Buying BankWest would help Commonwealth Bank to get a clear market lead in BankWest's fast growing home state of Western Australia, and increase its overall share of the Australian market. Commonwealth Bank's dominant position in Australian mortgage lending business is in threat from Westpac Banking Corp., which is poised to move into the first place with the agreed takeover of St. George Bank Ltd.
Commonwealth Bank will be bringing together two iconic Australian financial services organizations through the acquisition of West Bank and HBOS Australia's wealth management business, St. Andrew's. The combined group will be Australia's largest financial services organization with close to 1,600 branches, 11 million customers and over 44,600 staff.
According to Commonwealth Bank, the combined businesses will strengthen its position as Australia's leading home lender with a market share of 22.5% and $187 billion of funds under administration. The combined entity would also have the country's largest share of household deposits with a market share of 33.6%.
In a letter to customers and colleagues, Norris stated that Commonwealth Bank is one of only 20 banks in the world with a Standard & Poor's AA credit rating. Standard & Poor's, Moody's and Fitch have all confirmed the Group's credit rating with a stable outlook, post the acquisition.
Pursuant to the acquisition, Commonwealth Bank and BankWest branches and business centers in Western Australia will continue to operate under the respective brand names. The overlapping branches would be integrated with a view to incorporating best practices and enhancing customer experiences across the group. However, the St. Andrew's units operations would be integrated into the group's existing wealth management business.
HBOS Australia chief executive David Willis said, "We expect there will be very little change for customers and they will be able to continue accessing BankWest and St Andrew's products and services as usual. We will work with Commonwealth Bank to ensure the transition is as smooth as possible."
Credit Suisse has served as exclusive financial adviser to Commonwealth Bank on this transaction.
Further, Commonwealth Bank confirmed to have been in high-level exploratory discussions with insurance and banking group Suncorp-Metway last week, to acquire its banking and wealth management operations.
In August, Commonwealth Bank reported half-year net profit after tax on statutory basis of A$2.42 billion and net profit after tax on cash basis of A$2.35 billion. The half-yearly Net interest income was A$4.01 billion and total banking income was A$5.78 billion. The company also reported total operating income for the half-year period of A$7.38 billion.

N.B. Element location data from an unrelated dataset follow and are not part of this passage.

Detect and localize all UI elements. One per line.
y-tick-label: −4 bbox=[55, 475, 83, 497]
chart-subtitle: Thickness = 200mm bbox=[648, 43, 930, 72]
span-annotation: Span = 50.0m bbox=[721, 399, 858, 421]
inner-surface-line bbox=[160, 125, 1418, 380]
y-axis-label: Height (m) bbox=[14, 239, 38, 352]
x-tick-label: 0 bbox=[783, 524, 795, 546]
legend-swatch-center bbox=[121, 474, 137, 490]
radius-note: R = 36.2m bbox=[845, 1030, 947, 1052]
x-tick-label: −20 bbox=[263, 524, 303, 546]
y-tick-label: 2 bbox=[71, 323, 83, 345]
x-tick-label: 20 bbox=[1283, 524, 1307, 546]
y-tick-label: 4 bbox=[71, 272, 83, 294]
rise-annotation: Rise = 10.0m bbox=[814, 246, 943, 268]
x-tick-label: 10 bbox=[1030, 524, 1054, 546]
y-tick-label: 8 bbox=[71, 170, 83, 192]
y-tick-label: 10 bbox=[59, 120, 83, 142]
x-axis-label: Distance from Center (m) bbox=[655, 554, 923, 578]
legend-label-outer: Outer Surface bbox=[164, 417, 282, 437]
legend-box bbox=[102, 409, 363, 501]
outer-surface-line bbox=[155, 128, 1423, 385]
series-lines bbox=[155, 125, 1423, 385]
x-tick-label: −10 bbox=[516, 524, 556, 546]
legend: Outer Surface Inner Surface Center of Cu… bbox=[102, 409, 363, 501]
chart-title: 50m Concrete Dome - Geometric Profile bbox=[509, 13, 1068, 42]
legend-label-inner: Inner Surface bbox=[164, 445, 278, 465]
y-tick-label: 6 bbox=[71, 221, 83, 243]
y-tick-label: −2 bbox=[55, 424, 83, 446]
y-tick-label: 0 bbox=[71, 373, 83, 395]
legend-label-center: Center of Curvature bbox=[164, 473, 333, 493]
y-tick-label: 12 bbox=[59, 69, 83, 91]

However, HBOS Plc reported in July a 72% plunge in its first-half profit, hurt mainly by writedowns of 1.1 billion pounds on credit investments. The company's first-half pre-tax profit dropped to 848 million pounds. Half-yearly profit attributable to shareholders came in at GBP 931 million or 23.5 pence per share, a sharp decline from GBP 2.11 billion or 54.6 pence per share in the previous year.
Shares of Commonwealth Bank of Australia are under a two-day trading halt on account of equity placement to help fund the acquisition. CBA.AX closed Tuesday's regular trading session on the Australian Securities exchange at A$45.15, up A$2.35 on a volume of 3.78 million shares. In the past 52-week period, the stock has been trading in a range of A$37.02 to A$62.16.
HBOS.L closed Tuesday's regular trading session on the LSE at 94.00 pence, down 66.80 pence or 41.54% on a volume of 42.76 million shares. In the past 52-week period, the stock has been trading in a range of 88.00 pence to 966.00 pence.